Here’s a short list of my highlights from 2021. These aren’t necessarily things that happened to me, but things that I worked toward, things that I made happen for myself. To me, that means I can make similar things happen again.

  • I moved to a new city and became independent for pretty much the first time ever. I’m having a blast exploring my new city and making my new place a home. (Plus, my roommate is literally the best!)
  • I adopted a crazy but beautiful (and funny) cat named Pika. She causes a lot of trouble — I can’t count how many times she’s tried to climb up our Christmas tree and broken several branches — but she’s my little feisty furball and I’m glad I was able to make her part of my family.
  • I found a stable in-person job that isn’t far away from where I live.

And if we’re talking about writing goals, here are a few more.

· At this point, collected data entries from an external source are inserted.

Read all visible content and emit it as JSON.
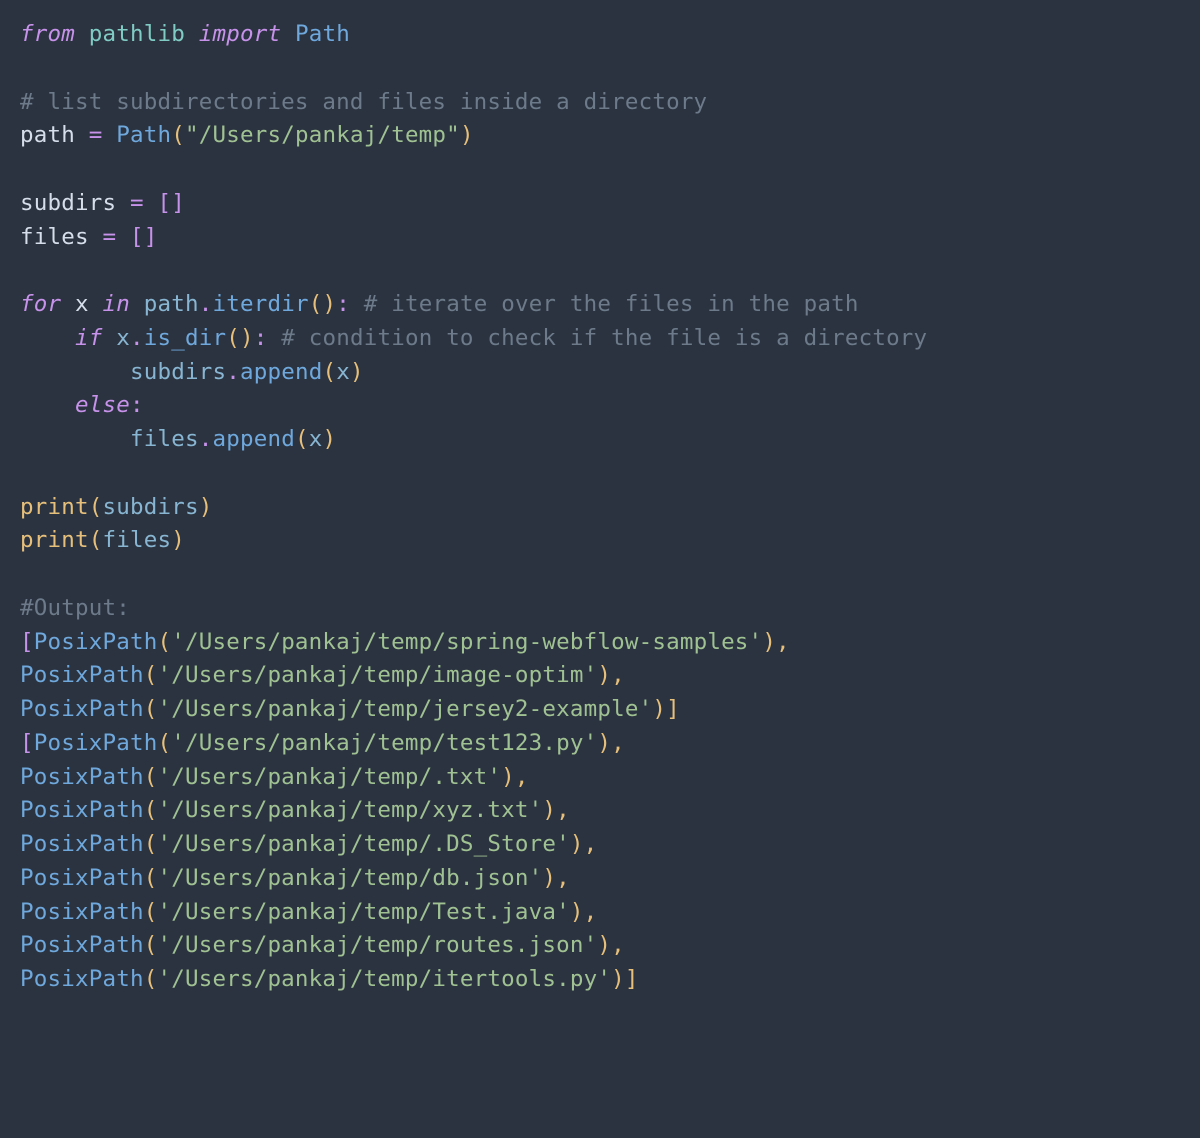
{
  "code": {
    "t": {
      "from": "from",
      "import": "import",
      "pathlib": "pathlib",
      "PathCls": "Path",
      "comment_list": "# list subdirectories and files inside a directory",
      "path_assign_lhs": "path",
      "eq": "=",
      "path_str": "\"/Users/pankaj/temp\"",
      "subdirs": "subdirs",
      "files": "files",
      "empty_brackets": "[]",
      "for": "for",
      "x": "x",
      "in": "in",
      "dot": ".",
      "iterdir": "iterdir",
      "parens": "()",
      "colon": ":",
      "comment_iter": "# iterate over the files in the path",
      "if": "if",
      "is_dir": "is_dir",
      "comment_cond": "# condition to check if the file is a directory",
      "append": "append",
      "lparen": "(",
      "rparen": ")",
      "else": "else",
      "print": "print",
      "comment_output": "#Output:",
      "lbracket": "[",
      "rbracket": "]",
      "PosixPath": "PosixPath",
      "comma": ",",
      "sep": "), ",
      "end": ")]"
    },
    "output": {
      "subdirs": [
        "'/Users/pankaj/temp/spring-webflow-samples'",
        "'/Users/pankaj/temp/image-optim'",
        "'/Users/pankaj/temp/jersey2-example'"
      ],
      "files": [
        "'/Users/pankaj/temp/test123.py'",
        "'/Users/pankaj/temp/.txt'",
        "'/Users/pankaj/temp/xyz.txt'",
        "'/Users/pankaj/temp/.DS_Store'",
        "'/Users/pankaj/temp/db.json'",
        "'/Users/pankaj/temp/Test.java'",
        "'/Users/pankaj/temp/routes.json'",
        "'/Users/pankaj/temp/itertools.py'"
      ]
    }
  }
}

  • I completed my second year at the Rainier Writing Workshop and moved into my thesis year. I continue to learn so, so much from the program that I can feel myself becoming a stronger writer as time goes on. My fellow students, my mentors, and the RWW faculty and staff are extremely supportive, and I’m glad that I’m able to keep up with such amazing writers.
  • I submitted a short story to Night Picnic Press, which was accepted and will appear in the next issue in February this year. Since publication like this hinges on other people believing in my work, this success isn’t necessarily about the publication itself (though I’m very happy that’s how it worked out), but rather about two smaller, more personal goals that I achieved: 1) Commit to writing a better story, each time, and 2) Don’t give up on submissions.

With these successes in mind, I can look forward to 2022, not necessarily with just hope, but with surety: I can and will achieve things like this again. And you will too. I encourage every writer to make a list of their accomplishments from this year, no matter how small they may seem. If you consider them accomplishments, then they are important to you, so don’t discount them. With them in mind, you can be certain that 2022 will be a good year. We can make it a good year.

And so, in the spirit of the New Year, here is a list of personal writing goals of my own.

  • I will recommit to making each story better than the last, ensuring that I continue growing as a writer.
  • I will continue submissions and will not give up on sharing my work with others.
  • I will write more of what I want to read and experience, rather than worrying about if it’s good or not (first drafts are never good). If I can’t make it work, then at least I had fun; if I can make it work, then that’s the cherry on top!

What are your New Year’s writing resolutions? What are the smaller, more personal and more achievable successes that you’re shooting for in 2022? They may seem like little steps on the long journey, but every little step counts. Happy New Year, bookwyrms! I believe in you.